Da Lata: Serious

Da Lata
Serious
Palm Pictures
2003-10-21

Chalk it up to a good idea gone dull along the way because Da Lata’s latest album is a brandy-Xanax pillow mint. It’s a shame, since Latin rhythms seem ready ripe to interface with techno’s relentless hunger for hybrids. In fact, some of the best records I’ve heard this year from the new Thievery Corporation and Cibelle, to the blissed out bossa nova of Nicola Conte’s project with Rosalia De Souza, have been seamless stitches that simply amplified the juicy sway inherent in their South American swipes.

Patrick Forge and Chris Franck make a competent record by any standard, but there’s just nothing here that even fights for your attention. It has hipster boutique written all over it, the kind of instantly backdropped coolness that’s effective for not being arresting. Songs like “Nuts” perfectly recede behind an afro pop skeleton that simply loops to the point where you couldn’t possibly still be listening. The theft of techno’s tendency to hinge on the dubious hypnotic power of repetition leaves the record mired in beats that consistently wear out their welcome. Most egregiously, “Serious”, which takes Bembe Segue’s hauntingly funky refrains and buries them in a bubble funk morass that spins out its rickety rhythm for an inexplicable six minutes. Trimming the gristle though, would only highlight the scarcity of germinating ideas for this album. Serious really needs an lengthy session of beat therapy, perhaps having Timbaland put a stethoscope to the songs and smacking them all on the ass. Something.
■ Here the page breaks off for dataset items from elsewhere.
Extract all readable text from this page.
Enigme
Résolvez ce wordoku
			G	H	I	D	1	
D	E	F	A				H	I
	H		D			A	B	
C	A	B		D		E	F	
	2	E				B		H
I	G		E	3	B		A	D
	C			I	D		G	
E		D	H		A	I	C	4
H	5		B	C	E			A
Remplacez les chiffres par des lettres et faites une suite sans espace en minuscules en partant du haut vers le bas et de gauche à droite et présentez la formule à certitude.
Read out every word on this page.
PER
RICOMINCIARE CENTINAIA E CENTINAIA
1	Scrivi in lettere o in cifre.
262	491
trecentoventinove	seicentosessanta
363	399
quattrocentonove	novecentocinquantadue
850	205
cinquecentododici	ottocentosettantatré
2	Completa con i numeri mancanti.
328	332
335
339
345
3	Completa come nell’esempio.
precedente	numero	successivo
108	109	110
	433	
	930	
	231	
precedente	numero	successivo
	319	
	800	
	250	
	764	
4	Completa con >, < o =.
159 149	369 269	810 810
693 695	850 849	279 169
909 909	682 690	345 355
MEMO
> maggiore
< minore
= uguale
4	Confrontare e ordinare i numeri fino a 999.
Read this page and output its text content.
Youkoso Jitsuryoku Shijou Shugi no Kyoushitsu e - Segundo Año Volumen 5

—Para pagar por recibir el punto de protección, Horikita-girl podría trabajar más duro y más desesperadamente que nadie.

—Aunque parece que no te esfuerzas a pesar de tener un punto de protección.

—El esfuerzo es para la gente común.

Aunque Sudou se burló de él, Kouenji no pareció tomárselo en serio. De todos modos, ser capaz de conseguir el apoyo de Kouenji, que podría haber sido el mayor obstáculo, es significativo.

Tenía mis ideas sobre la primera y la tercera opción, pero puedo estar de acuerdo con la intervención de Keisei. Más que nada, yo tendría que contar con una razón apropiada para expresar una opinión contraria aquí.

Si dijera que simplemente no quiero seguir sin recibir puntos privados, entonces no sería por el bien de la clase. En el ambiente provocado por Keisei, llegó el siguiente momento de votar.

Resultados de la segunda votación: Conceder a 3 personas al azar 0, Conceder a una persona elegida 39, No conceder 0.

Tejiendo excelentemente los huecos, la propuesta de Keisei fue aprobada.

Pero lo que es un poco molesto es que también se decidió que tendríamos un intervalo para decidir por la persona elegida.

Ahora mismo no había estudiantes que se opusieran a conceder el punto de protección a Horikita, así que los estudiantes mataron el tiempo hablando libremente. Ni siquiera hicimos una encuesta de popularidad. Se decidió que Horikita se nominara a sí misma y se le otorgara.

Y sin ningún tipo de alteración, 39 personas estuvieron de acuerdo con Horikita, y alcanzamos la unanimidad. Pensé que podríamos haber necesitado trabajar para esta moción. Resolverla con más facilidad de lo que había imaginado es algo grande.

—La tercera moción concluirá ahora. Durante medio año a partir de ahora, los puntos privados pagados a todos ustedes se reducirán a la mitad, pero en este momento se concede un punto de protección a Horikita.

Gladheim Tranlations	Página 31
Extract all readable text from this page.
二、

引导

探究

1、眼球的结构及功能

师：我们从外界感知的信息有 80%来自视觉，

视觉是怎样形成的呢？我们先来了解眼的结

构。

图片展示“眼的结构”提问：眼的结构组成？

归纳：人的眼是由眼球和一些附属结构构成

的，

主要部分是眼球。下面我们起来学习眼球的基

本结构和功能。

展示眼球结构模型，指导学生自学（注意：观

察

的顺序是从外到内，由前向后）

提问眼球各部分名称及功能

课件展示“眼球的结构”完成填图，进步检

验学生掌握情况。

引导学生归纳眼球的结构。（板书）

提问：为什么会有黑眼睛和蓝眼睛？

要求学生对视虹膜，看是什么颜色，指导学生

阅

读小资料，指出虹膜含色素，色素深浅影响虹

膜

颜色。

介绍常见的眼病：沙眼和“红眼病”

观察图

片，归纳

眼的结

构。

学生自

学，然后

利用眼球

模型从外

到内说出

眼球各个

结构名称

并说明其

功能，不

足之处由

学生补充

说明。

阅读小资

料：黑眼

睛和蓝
To sucker someone into a trance, you need to first get them to look your way. The borrowed rhythms on Serious sound stunted, muted, and in an odd way, contradictory. “Alice” sounds like the lost shameful marriage between lounge funk and muzak, a horrible amalgam of swishy keyboard, boingy background noises and drum beats with all the pleasant subtlety of Poe’s ticking telltale heart. When the songs aren’t difficult to notice, they can be hard to endure. “Can it Be?” veers off the path musically, but not the firmly established rut of monotony. Courtney Denni has the misfortune of sounding like a mix between Craig David and Michael Jackson, a fact that instantly condemns the song to a draining R&B undertow. While the acoustic guitar work and drum beats stand out in a much more foregrounded way, they seem completely on holiday from one another as if you’re listening to the songwriting equivalent of a conference call. Every musical influence involved on songs like this, which are sadly most of them, have the effect of making you wonder how the experiment in cross-cultural chemistry actually contributes to any one of the elements involved. The techno house vein loses much of its kinetic punch when submerged in lukewarm vocals and beats that sound buffed to the point of fluff and the Brazilian and African rhythms sound flat and driven to such a point of simplicity that they may well be C&C Music Factory songs with bongos.

Chris Franck’s also plays with Smoke City, a wonderfully eclectic, trip-hop, bossa nova, techno outfit whose songs take risks, enchant, and activate the listener much more than anything on this record. So it’s not surprising that the best songs are those that include Franck’s Smoke City collaborator, Nina Miranda. “Distracted Minds” actually slinks and purrs, captivating with Miranda’s scent trail of a voice coupled with Baaba Maal’s growl. The pull between their voices creates the first sign of creative friction on this album, and it smolders. I could listen to Nina Miranda count gumballs. “Something” also tangles through the speakers with a vaguely Middle Eastern/Tango gloss, pitting Nina Miranda in a gravely give and take with Jhelisa Anderson. The bass is thick, damp and knotty and the beat spirals and taunts like a lithe hand with castanets.

Serious could have gone completely differently. All the elements are here: the globetrotting high-caliber vocalists, the heavy petting beats, and the cosmopolitan grasp of grafts. For many reasons, these pieces never really come together well, resulting in a sorry diluted quilt of internationally-flavored boredom.